Uma tentativa de rapto de uma criança no Agreste pernambucano mobilizou a comunidade local e acendeu um alerta para a segurança infantil na região. Segundo denúncia dos pais, a filha foi abordada por desconhecidos que ofereceram doces a ela, em uma tentativa clara de aliciamento. O caso ocorreu em uma cidade do Agreste, e a Polícia Civil já investiga as circunstâncias do ocorrido.
Os pais da vítima relataram que a menina estava em um local público quando foi abordada por indivíduos não identificados.
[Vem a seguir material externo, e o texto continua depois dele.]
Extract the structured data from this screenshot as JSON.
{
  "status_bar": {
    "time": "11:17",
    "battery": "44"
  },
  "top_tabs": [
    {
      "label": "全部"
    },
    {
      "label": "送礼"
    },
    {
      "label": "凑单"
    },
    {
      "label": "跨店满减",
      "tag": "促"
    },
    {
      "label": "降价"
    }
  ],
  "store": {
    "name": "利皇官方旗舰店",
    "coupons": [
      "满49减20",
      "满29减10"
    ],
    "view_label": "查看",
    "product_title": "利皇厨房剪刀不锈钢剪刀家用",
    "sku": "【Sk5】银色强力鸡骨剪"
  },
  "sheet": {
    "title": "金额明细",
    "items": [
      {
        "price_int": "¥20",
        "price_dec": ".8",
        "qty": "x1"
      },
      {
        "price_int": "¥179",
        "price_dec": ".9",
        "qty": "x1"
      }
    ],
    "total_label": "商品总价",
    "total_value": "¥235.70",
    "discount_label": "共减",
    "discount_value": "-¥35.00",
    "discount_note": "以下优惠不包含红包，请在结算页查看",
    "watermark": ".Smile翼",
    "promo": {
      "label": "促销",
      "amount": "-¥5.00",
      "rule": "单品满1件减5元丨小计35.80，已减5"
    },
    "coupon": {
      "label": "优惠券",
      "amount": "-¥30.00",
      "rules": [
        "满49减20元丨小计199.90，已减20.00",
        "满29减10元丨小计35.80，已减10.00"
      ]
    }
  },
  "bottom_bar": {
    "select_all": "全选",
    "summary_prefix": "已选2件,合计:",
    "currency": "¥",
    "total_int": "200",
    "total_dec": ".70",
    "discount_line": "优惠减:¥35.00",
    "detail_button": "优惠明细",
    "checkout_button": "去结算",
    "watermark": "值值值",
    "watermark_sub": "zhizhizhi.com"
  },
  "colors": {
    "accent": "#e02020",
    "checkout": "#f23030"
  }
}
Eles teriam oferecido doces à criança, que, felizmente, recusou e correu para contar aos responsáveis. A família registrou a ocorrência na delegacia local, que agora trabalha para identificar os suspeitos e apurar se há outras vítimas ou denúncias semelhantes na região.
Panorama de segurança no Agreste
O caso reacende o debate sobre a segurança de crianças em áreas urbanas e rurais do Agreste. Nos últimos meses, outras tentativas de rapto foram registradas em cidades como Caruaru e Garanhuns, gerando preocupação entre pais e educadores. Especialistas em segurança pública apontam que a abordagem com doces é uma tática comum usada por aliciadores, e reforçam a importância de campanhas de conscientização nas escolas e comunidades.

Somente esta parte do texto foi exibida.